リポート 03
「なんだ!?」
日台が叫ぶと俺は鈴木と顔を見合わせる。日台は首を強く振ると一目散に軽自動車のところへと畑だった道を走り出した。
俺も鈴木も後を追う。
生まれて初めてだ。
こんなに走ったのは。
「もう、出たんなら無理だな。きっと、本物だよ! だって、誰もいないはずなんだよ! ここ!」
「そうですね! ……確かに本物だと思います。ぼくの見間違いかも知れませんが首が落ちましたよね」
日台と鈴木が真剣に軽自動車の車体に両手を付けて荒い息を整えていた。俺も軽自動車の近くで、両膝に両手を当てて暴れる息を整えた。
「こりゃ、きっと本物が出る村だったんだ!」
「そうですね……ああ! もう無理そうですよ!」
鈴木の叫び声を聞いて、俺は一瞬戸惑った。
日台は軽自動車に強引に体を捻じ込んで震えだした。
ここ蛇白村へ来た小道があるはずの場所に、まるでぶち巻かれたみたいに無数の人間の手首や腕、足が散乱し車道が塞がれていた。
「どうする? どうする? どうする?」
日台はハンドルを握る手に力を入れて独り言のように呟いた。
俺も鈴木も軽自動車の中へと入る。三人でブルブル震えていると、俺だけは軽いノスタルジーが残っていた。

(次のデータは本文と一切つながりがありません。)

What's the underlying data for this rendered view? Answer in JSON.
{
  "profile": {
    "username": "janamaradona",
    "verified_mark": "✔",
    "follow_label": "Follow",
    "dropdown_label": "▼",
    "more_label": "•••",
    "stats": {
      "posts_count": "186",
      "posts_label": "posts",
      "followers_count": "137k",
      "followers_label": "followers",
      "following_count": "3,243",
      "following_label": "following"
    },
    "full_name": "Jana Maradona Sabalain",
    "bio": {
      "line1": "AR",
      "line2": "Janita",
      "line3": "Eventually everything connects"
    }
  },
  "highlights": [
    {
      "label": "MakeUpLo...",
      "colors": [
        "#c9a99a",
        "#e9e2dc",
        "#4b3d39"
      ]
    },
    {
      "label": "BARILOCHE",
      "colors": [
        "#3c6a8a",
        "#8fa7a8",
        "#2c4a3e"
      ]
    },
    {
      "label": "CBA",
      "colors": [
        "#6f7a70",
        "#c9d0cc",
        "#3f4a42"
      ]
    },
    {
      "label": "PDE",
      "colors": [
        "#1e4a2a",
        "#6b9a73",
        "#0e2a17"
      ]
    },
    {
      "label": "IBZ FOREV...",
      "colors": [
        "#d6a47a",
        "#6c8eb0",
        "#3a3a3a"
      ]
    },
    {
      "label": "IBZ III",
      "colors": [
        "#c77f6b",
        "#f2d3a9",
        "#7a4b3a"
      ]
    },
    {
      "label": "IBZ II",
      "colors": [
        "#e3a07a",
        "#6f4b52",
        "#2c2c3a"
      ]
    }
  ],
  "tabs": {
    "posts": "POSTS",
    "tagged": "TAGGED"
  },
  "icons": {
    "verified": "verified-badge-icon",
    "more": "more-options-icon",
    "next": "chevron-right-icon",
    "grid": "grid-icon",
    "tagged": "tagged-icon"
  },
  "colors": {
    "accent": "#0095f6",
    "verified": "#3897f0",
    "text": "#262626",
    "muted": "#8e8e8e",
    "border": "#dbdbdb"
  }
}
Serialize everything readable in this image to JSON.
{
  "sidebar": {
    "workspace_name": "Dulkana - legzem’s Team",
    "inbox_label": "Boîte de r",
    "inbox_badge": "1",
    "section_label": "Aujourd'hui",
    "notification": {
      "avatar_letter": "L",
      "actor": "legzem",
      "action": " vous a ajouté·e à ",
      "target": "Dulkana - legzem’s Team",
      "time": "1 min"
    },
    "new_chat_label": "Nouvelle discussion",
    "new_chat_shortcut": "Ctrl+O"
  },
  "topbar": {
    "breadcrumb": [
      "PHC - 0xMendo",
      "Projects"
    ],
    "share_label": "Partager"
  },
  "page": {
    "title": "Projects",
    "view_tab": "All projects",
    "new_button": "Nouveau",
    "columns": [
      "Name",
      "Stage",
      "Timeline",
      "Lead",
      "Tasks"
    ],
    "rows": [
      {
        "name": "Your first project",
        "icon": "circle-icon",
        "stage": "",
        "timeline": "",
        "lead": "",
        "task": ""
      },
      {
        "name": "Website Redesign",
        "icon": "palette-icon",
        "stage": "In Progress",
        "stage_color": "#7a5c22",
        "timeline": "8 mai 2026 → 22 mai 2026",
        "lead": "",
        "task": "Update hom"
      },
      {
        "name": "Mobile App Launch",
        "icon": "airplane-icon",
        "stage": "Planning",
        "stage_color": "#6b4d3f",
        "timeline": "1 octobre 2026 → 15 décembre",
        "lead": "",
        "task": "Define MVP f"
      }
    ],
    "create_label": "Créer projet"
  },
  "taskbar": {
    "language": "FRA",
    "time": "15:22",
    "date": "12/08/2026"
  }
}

「もう仕方ないです。このままここで続きをしましょう。その方が金になるんでしょ」
「お前なあ。そんなこと言ってもなあ。本物だぞ。本物」
「……ええ……それしかないようですね。ぼくは腹をくくりました」
「おい。何言っているんだよ」
日台が俺のだした案と賛同する鈴木を交互に睨む。
「だって、もう夜ですよ……」
鈴木の一言で、俺たちは暗闇の中に取り残されることに気が付いた。
辺りは、正確には蛇白村は、暗闇が支配していた。
「えー、もうこんな時間かよ!」
日台が腕時計を見ると、そのまま腕時計を外へと力任せに投げ捨てた。
「……俺は反対だからな。仕方ないから調べるんだからな」
前方を向いていた日台は急に引きつった笑顔でこちらに振り返る。
後部座席にいた鈴木がフロントガラスの方へ目を向けて、途端に同じ顔をした。
「うん? なんだ?」
助手席に座っていた俺もフロントガラスを見た。